The Saints will need to get below the cap before that time, and to achieve that goal they’ll need to release players or restructure existing contracts.

Either way, it’s going to be painful.

The prime candidates for both options are McAllister and McKenzie, two of the club’s biggest stars and most respected team leaders.

McAllister’s contract will count $7.3 million against the salary cap next season, an exorbitant price for a player whose role and production have been drastically reduced in recent years because of two severe knee injuries.

Saints officials are expected to meet with McAllister in the next week or two to determine his future. He has indicated he’d be willing to restructure his contract to remain with the team in a lesser role, but it’s unclear if the Saints are willing to consider that option. If he is released, it would create more than $4 million in cap savings.

McKenzie is in a similar to position to McAllister a year ago. He’s carrying a large cap figure — almost $6 million — is entering the final year of his contract and is coming off two major knee injuries. The Saints could save $4.5 million by releasing him, but instead probably will seek cap relief through a restructured contract.

David Patten, Brian Young, Mark Simoneau and Jamar Nesbit also are candidates for release or restructure. All are veteran players nearing the end of their careers that have experienced injuries or suspensions in the past year and seen their roles reduced. Their releases would collectively save the club more than $6 million.

The Saints need the cap room to re-sign some of their top players who are scheduled to become free agents. Unrestricted free agents Jonathan Vilma, Jon Stinchcomb and Devery Henderson and restricted free agents Lance Moore and Jahri Evans head the list.

Vilma’s deal in particular will be expensive. Top linebackers command deals with average annual salaries of $6 million to $7 million.

Stinchcomb and Henderson have been key pieces in the Saints’ offense the past few years but might be too costly, considering the club has young reserves waiting in the wings at their positions.

So specifically, how did the Saints get here? Their cap issues are primarily the result of significant increases in the deals of their star players.

The five highest-paid players — Smith, Brees, Bush, Grant and McAllister — collectively will count more than $21 million more against the salary cap this season than a year ago.

Brees’ cap charge increases from $9 million to $14 million. Bush’s deal jumps from $5 million to $12 million. Smith goes $3.4 million to $9.4 million. McAllister’s deal leaps from $4.5 million to $7.3 million, and Grant goes from $4.2 million to $5.4 million.

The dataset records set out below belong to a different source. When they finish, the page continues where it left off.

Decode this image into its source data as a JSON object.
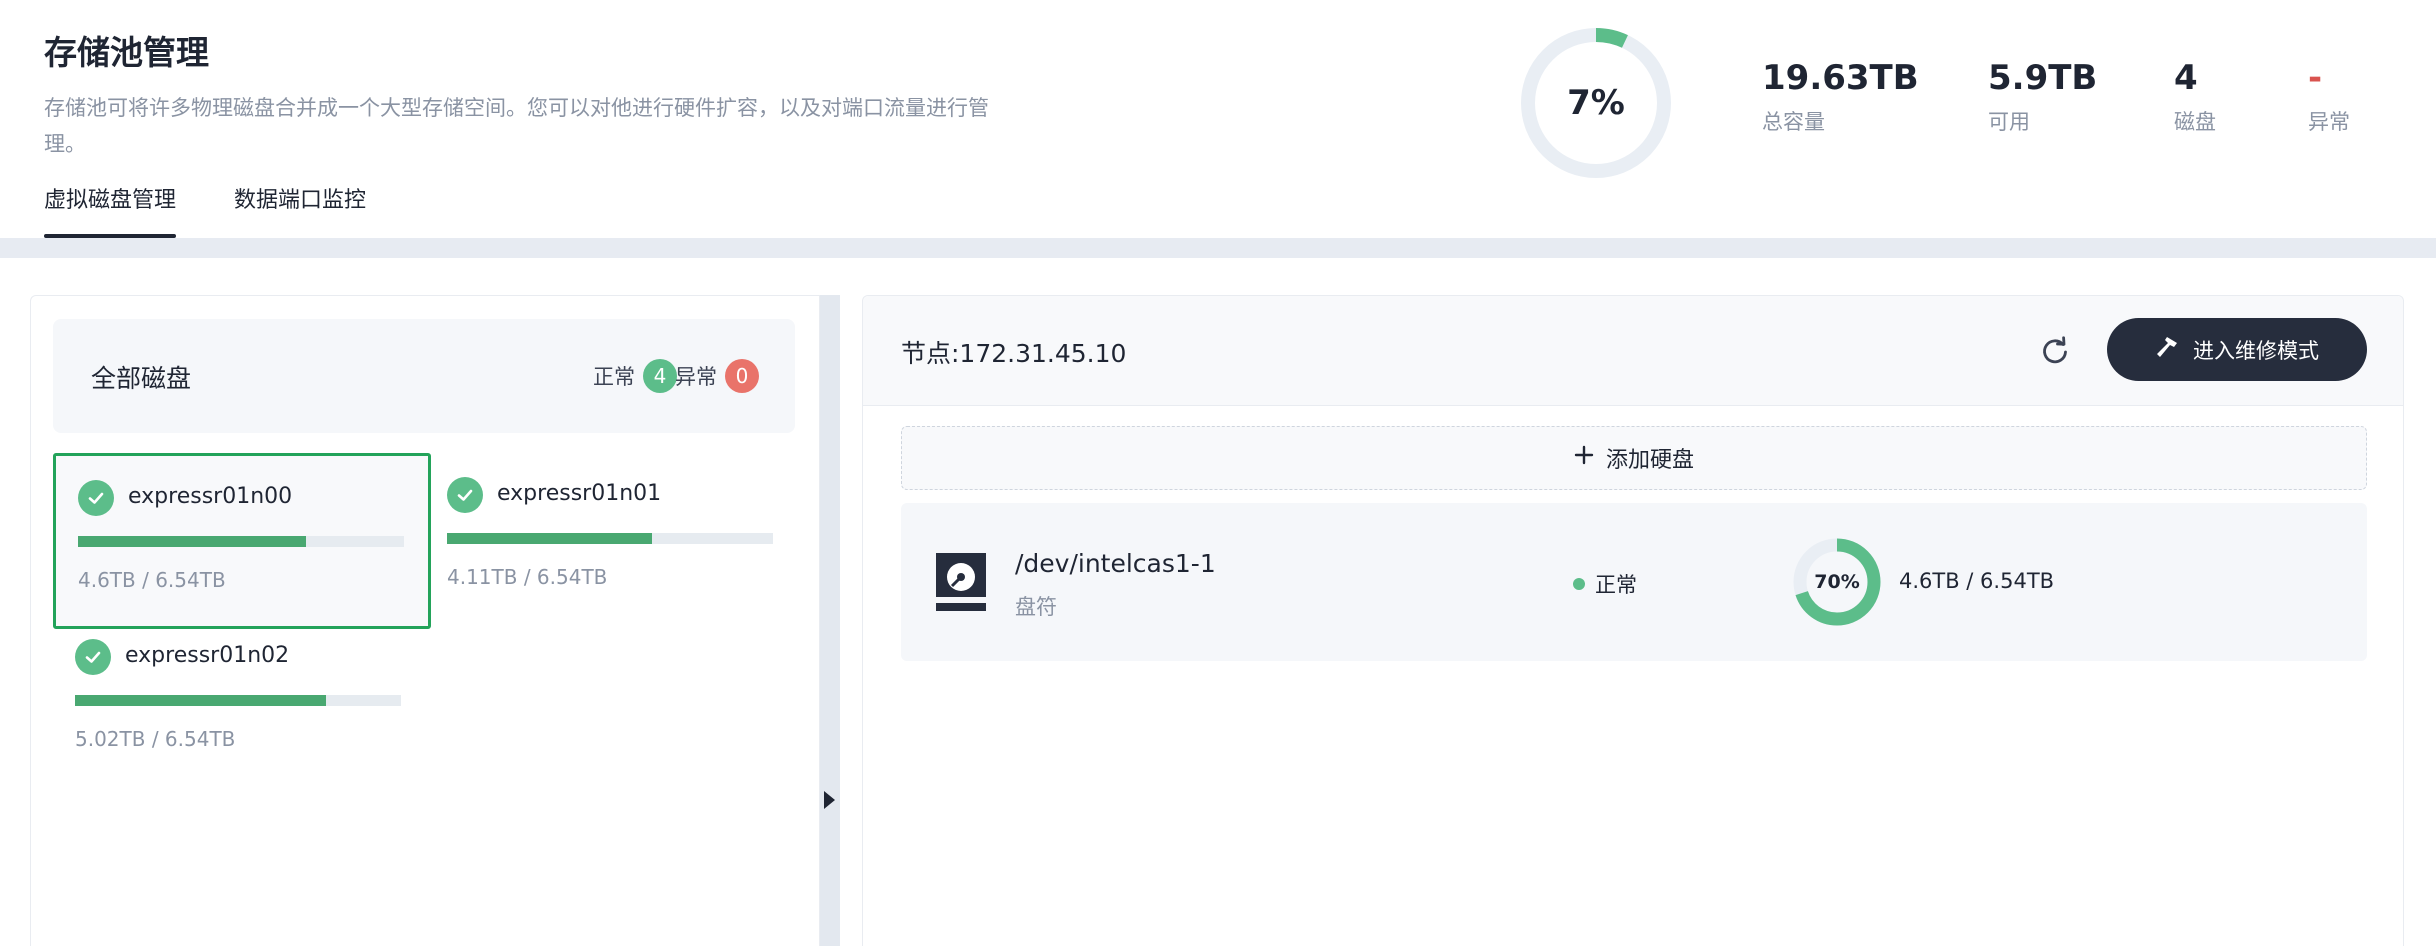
{
  "header": {
    "title": "存储池管理",
    "description": "存储池可将许多物理磁盘合并成一个大型存储空间。您可以对他进行硬件扩容，以及对端口流量进行管理。",
    "tabs": [
      {
        "label": "虚拟磁盘管理",
        "active": true
      },
      {
        "label": "数据端口监控",
        "active": false
      }
    ]
  },
  "summary": {
    "usage_percent_label": "7%",
    "usage_fraction": 0.07,
    "stats": [
      {
        "value": "19.63TB",
        "label": "总容量"
      },
      {
        "value": "5.9TB",
        "label": "可用"
      },
      {
        "value": "4",
        "label": "磁盘"
      },
      {
        "value": "-",
        "label": "异常"
      }
    ]
  },
  "disk_panel": {
    "title": "全部磁盘",
    "normal_label": "正常",
    "normal_count": "4",
    "abnormal_label": "异常",
    "abnormal_count": "0",
    "disks": [
      {
        "name": "expressr01n00",
        "usage": "4.6TB / 6.54TB",
        "fill": 0.7,
        "selected": true
      },
      {
        "name": "expressr01n01",
        "usage": "4.11TB / 6.54TB",
        "fill": 0.63,
        "selected": false
      },
      {
        "name": "expressr01n02",
        "usage": "5.02TB / 6.54TB",
        "fill": 0.77,
        "selected": false
      }
    ]
  },
  "detail_panel": {
    "node_label": "节点:172.31.45.10",
    "maintenance_button": "进入维修模式",
    "add_disk_label": "添加硬盘",
    "devices": [
      {
        "name": "/dev/intelcas1-1",
        "sub_label": "盘符",
        "status": "正常",
        "usage_percent_label": "70%",
        "usage_fraction": 0.7,
        "capacity": "4.6TB / 6.54TB"
      }
    ]
  },
  "colors": {
    "accent_green": "#5cbd8a",
    "bar_green": "#49a871",
    "selected_border": "#23a35a",
    "alert_red": "#e9736a",
    "dark_button": "#262d3d",
    "ring_track": "#e9eef4"
  },
  "icons": {
    "check": "check-circle-icon",
    "refresh": "refresh-icon",
    "hammer": "hammer-icon",
    "plus": "plus-icon",
    "disk": "hard-disk-icon",
    "collapse": "caret-right-icon"
  }
}
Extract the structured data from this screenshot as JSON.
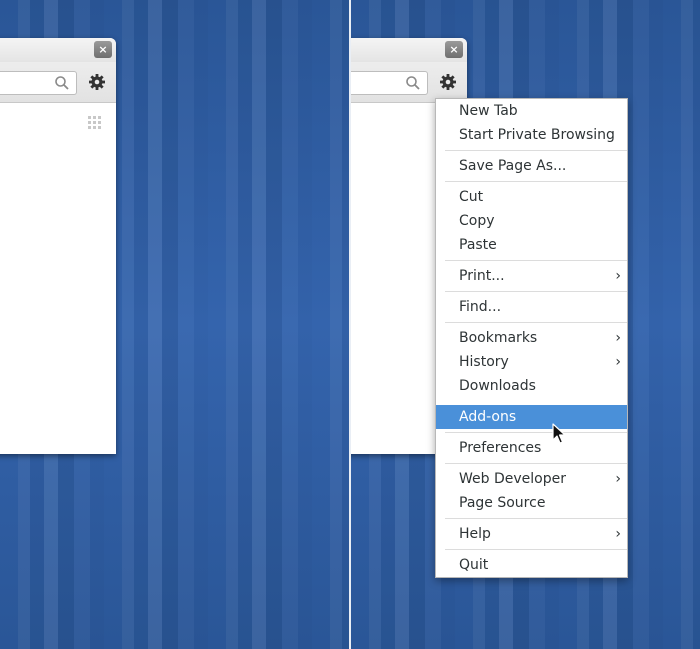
{
  "left_window": {
    "close_glyph": "×",
    "icons": [
      "close-icon",
      "search-icon",
      "gear-icon",
      "apps-grid-icon"
    ]
  },
  "right_window": {
    "close_glyph": "×"
  },
  "menu": {
    "items": [
      {
        "label": "New Tab",
        "submenu": false
      },
      {
        "label": "Start Private Browsing",
        "submenu": false
      },
      {
        "label": "Save Page As...",
        "submenu": false
      },
      {
        "label": "Cut",
        "submenu": false
      },
      {
        "label": "Copy",
        "submenu": false
      },
      {
        "label": "Paste",
        "submenu": false
      },
      {
        "label": "Print...",
        "submenu": true
      },
      {
        "label": "Find...",
        "submenu": false
      },
      {
        "label": "Bookmarks",
        "submenu": true
      },
      {
        "label": "History",
        "submenu": true
      },
      {
        "label": "Downloads",
        "submenu": false
      },
      {
        "label": "Add-ons",
        "submenu": false,
        "highlighted": true
      },
      {
        "label": "Preferences",
        "submenu": false
      },
      {
        "label": "Web Developer",
        "submenu": true
      },
      {
        "label": "Page Source",
        "submenu": false
      },
      {
        "label": "Help",
        "submenu": true
      },
      {
        "label": "Quit",
        "submenu": false
      }
    ],
    "chevron_glyph": "›"
  },
  "colors": {
    "highlight": "#4a90d9",
    "desktop": "#2f5a9e"
  }
}
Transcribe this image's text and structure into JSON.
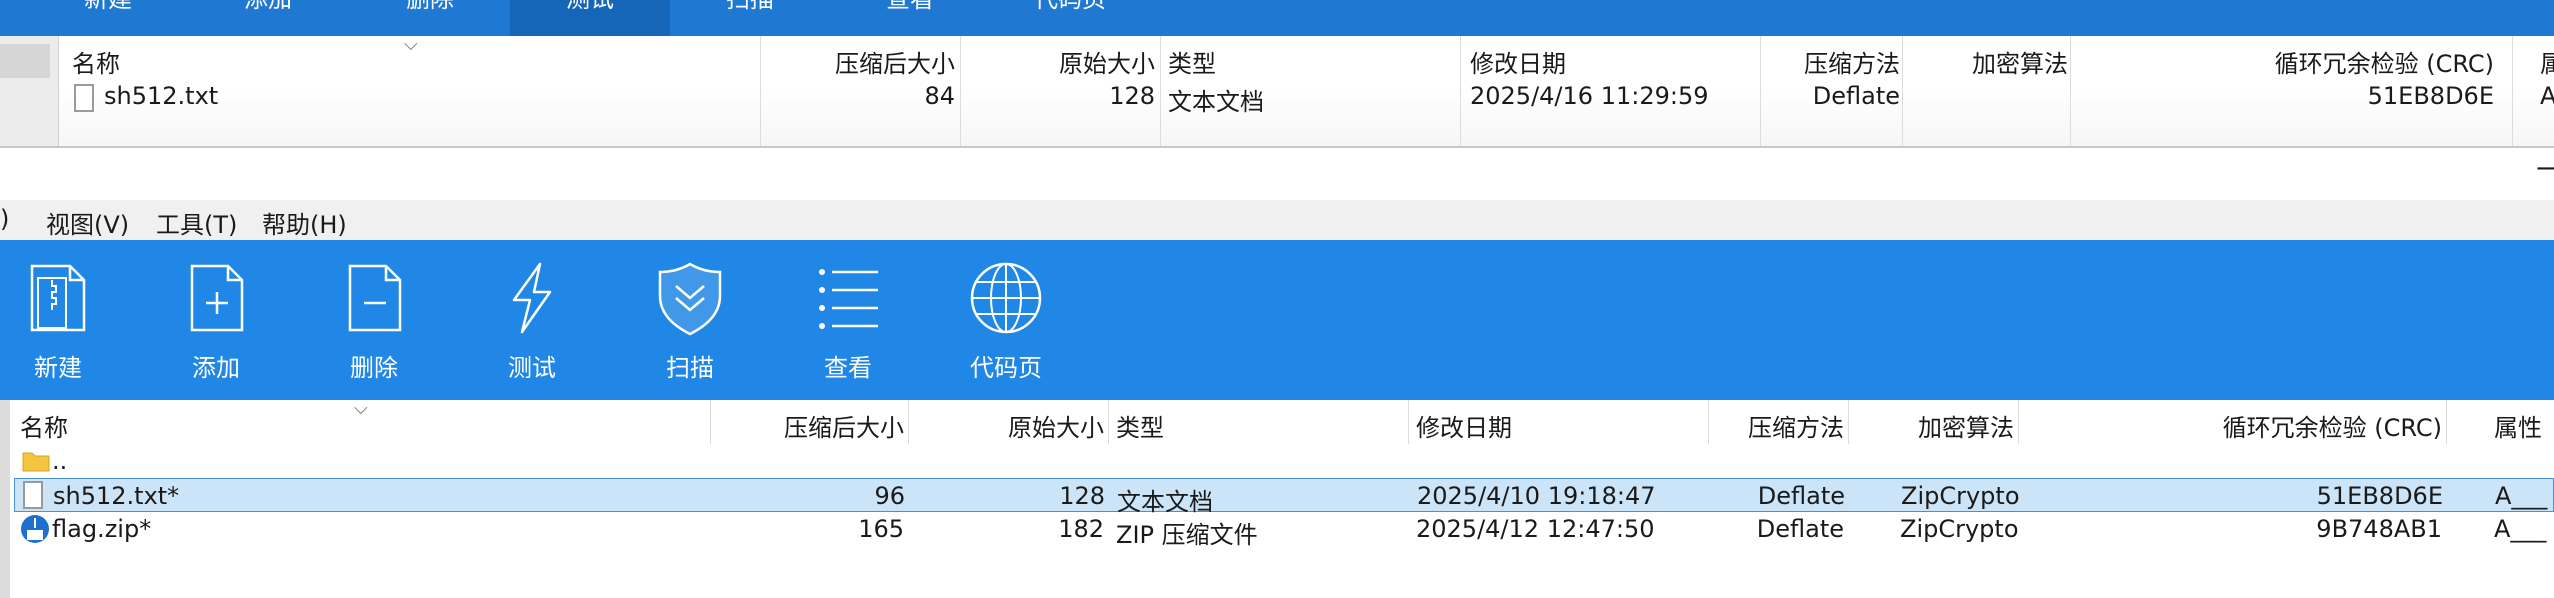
{
  "top_window": {
    "toolbar": [
      "新建",
      "添加",
      "删除",
      "测试",
      "扫描",
      "查看",
      "代码页"
    ],
    "columns": {
      "name": "名称",
      "packed": "压缩后大小",
      "size": "原始大小",
      "type": "类型",
      "modified": "修改日期",
      "method": "压缩方法",
      "encryption": "加密算法",
      "crc": "循环冗余检验 (CRC)",
      "attr": "属"
    },
    "row": {
      "name": "sh512.txt",
      "packed": "84",
      "size": "128",
      "type": "文本文档",
      "modified": "2025/4/16 11:29:59",
      "method": "Deflate",
      "encryption": "",
      "crc": "51EB8D6E",
      "attr": "A"
    }
  },
  "window": {
    "minimize_glyph": "—"
  },
  "menu": [
    ")",
    "视图(V)",
    "工具(T)",
    "帮助(H)"
  ],
  "toolbar": [
    {
      "label": "新建",
      "icon": "new-archive-icon"
    },
    {
      "label": "添加",
      "icon": "add-file-icon"
    },
    {
      "label": "删除",
      "icon": "delete-file-icon"
    },
    {
      "label": "测试",
      "icon": "lightning-icon"
    },
    {
      "label": "扫描",
      "icon": "shield-icon"
    },
    {
      "label": "查看",
      "icon": "list-view-icon"
    },
    {
      "label": "代码页",
      "icon": "globe-icon"
    }
  ],
  "columns": {
    "name": "名称",
    "packed": "压缩后大小",
    "size": "原始大小",
    "type": "类型",
    "modified": "修改日期",
    "method": "压缩方法",
    "encryption": "加密算法",
    "crc": "循环冗余检验 (CRC)",
    "attr": "属性"
  },
  "rows": [
    {
      "name": "..",
      "icon": "folder-icon",
      "packed": "",
      "size": "",
      "type": "",
      "modified": "",
      "method": "",
      "encryption": "",
      "crc": "",
      "attr": ""
    },
    {
      "name": "sh512.txt*",
      "icon": "text-file-icon",
      "packed": "96",
      "size": "128",
      "type": "文本文档",
      "modified": "2025/4/10 19:18:47",
      "method": "Deflate",
      "encryption": "ZipCrypto",
      "crc": "51EB8D6E",
      "attr": "A___"
    },
    {
      "name": "flag.zip*",
      "icon": "zip-file-icon",
      "packed": "165",
      "size": "182",
      "type": "ZIP 压缩文件",
      "modified": "2025/4/12 12:47:50",
      "method": "Deflate",
      "encryption": "ZipCrypto",
      "crc": "9B748AB1",
      "attr": "A___"
    }
  ],
  "colors": {
    "toolbar_blue": "#2087e6",
    "selection": "#cce4f7"
  }
}
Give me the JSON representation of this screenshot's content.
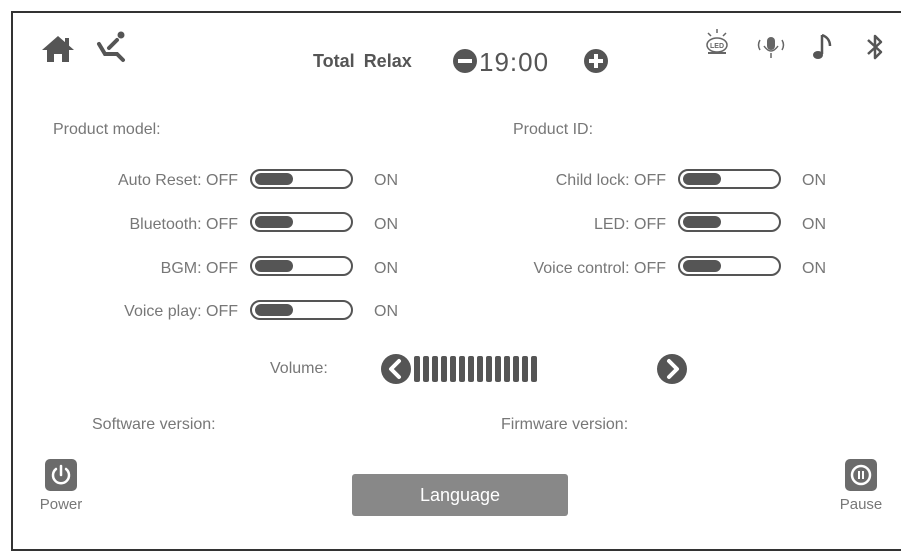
{
  "header": {
    "title_part1": "Total",
    "title_part2": "Relax",
    "timer": "19:00",
    "icons": [
      "home-icon",
      "recline-icon",
      "led-icon",
      "voice-icon",
      "music-icon",
      "bluetooth-icon"
    ]
  },
  "info": {
    "product_model_label": "Product model:",
    "product_id_label": "Product ID:",
    "software_version_label": "Software version:",
    "firmware_version_label": "Firmware version:"
  },
  "settings": {
    "off_text": "OFF",
    "on_text": "ON",
    "auto_reset": "Auto Reset:",
    "bluetooth": "Bluetooth:",
    "bgm": "BGM:",
    "voice_play": "Voice play:",
    "child_lock": "Child lock:",
    "led": "LED:",
    "voice_control": "Voice control:"
  },
  "volume": {
    "label": "Volume:",
    "bars": 14
  },
  "buttons": {
    "power": "Power",
    "language": "Language",
    "pause": "Pause"
  },
  "colors": {
    "accent": "#555555",
    "button_bg": "#888888",
    "text": "#777777"
  }
}
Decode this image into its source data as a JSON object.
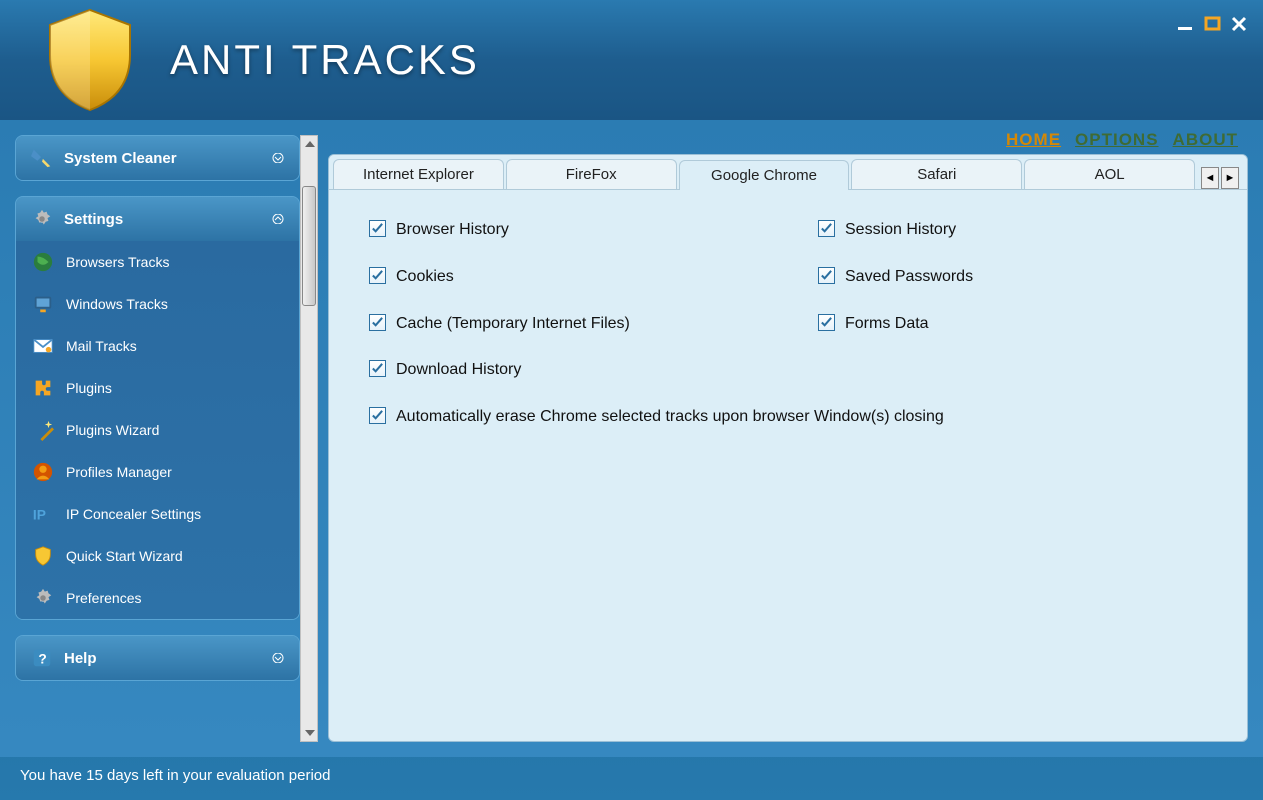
{
  "app": {
    "title": "ANTI TRACKS"
  },
  "top_links": [
    {
      "label": "HOME",
      "active": true
    },
    {
      "label": "OPTIONS",
      "active": false
    },
    {
      "label": "ABOUT",
      "active": false
    }
  ],
  "sidebar": {
    "panels": [
      {
        "id": "system-cleaner",
        "title": "System Cleaner",
        "icon": "broom-icon",
        "expanded": false,
        "items": []
      },
      {
        "id": "settings",
        "title": "Settings",
        "icon": "gear-icon",
        "expanded": true,
        "items": [
          {
            "label": "Browsers Tracks",
            "icon": "globe-icon"
          },
          {
            "label": "Windows Tracks",
            "icon": "monitor-icon"
          },
          {
            "label": "Mail Tracks",
            "icon": "envelope-icon"
          },
          {
            "label": "Plugins",
            "icon": "puzzle-icon"
          },
          {
            "label": "Plugins Wizard",
            "icon": "wand-icon"
          },
          {
            "label": "Profiles Manager",
            "icon": "profile-icon"
          },
          {
            "label": "IP Concealer Settings",
            "icon": "ip-icon"
          },
          {
            "label": "Quick Start Wizard",
            "icon": "shield-small-icon"
          },
          {
            "label": "Preferences",
            "icon": "gear-icon"
          }
        ]
      },
      {
        "id": "help",
        "title": "Help",
        "icon": "help-icon",
        "expanded": false,
        "items": []
      }
    ]
  },
  "tabs": [
    {
      "label": "Internet Explorer",
      "active": false
    },
    {
      "label": "FireFox",
      "active": false
    },
    {
      "label": "Google Chrome",
      "active": true
    },
    {
      "label": "Safari",
      "active": false
    },
    {
      "label": "AOL",
      "active": false
    }
  ],
  "checks": {
    "left": [
      {
        "label": "Browser History",
        "checked": true
      },
      {
        "label": "Cookies",
        "checked": true
      },
      {
        "label": "Cache (Temporary Internet Files)",
        "checked": true
      },
      {
        "label": "Download History",
        "checked": true
      }
    ],
    "right": [
      {
        "label": "Session History",
        "checked": true
      },
      {
        "label": "Saved Passwords",
        "checked": true
      },
      {
        "label": "Forms Data",
        "checked": true
      }
    ],
    "full": {
      "label": "Automatically erase Chrome selected tracks upon browser Window(s) closing",
      "checked": true
    }
  },
  "status": "You have 15 days left in your evaluation period"
}
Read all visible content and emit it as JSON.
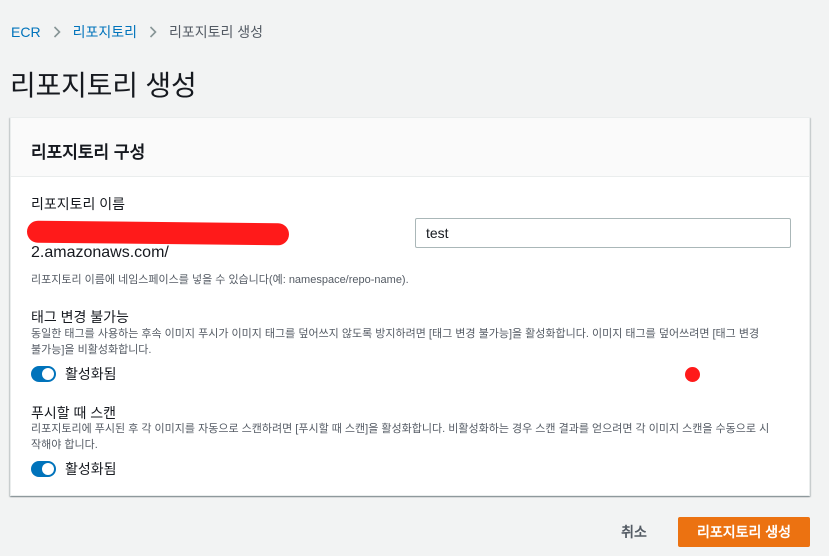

The club expected to have more room to absorb the inflation, but an improbable spate of injuries last season ate into their cap cushion. The club was a comfy $14 million under entering last season and still about $10 million under during the season, but a spree of injuries forced the club to sign several replacements late last season. Instead of carrying over the $10 million in cap credits to 2009, the club carried only about $4 million.

Current salary-cap tabulations account for the salaries of only the top 51 players per team under contract, and are fluid because they don’t include players who might be released or restructure their contracts to create cap space. The numbers do, however, provide a general idea of the club’s position as it enters free agency.

There are a bevy of big-name players scheduled for free agency, including Albert Haynesworth, Julius Peppers, Nnamdi Asomugha, Brian Dawkins and Terrell Suggs, but the reality is that most or all of those players probably will end up staying with their current teams. The players who become available aren’t likely to be nearly as attractive.

Considering the Saints’ dire cap situation, it might not matter who hits the market. The club will do well to get Vilma back in the fold and sign a solid safety. Anything beyond that will be lagniappe.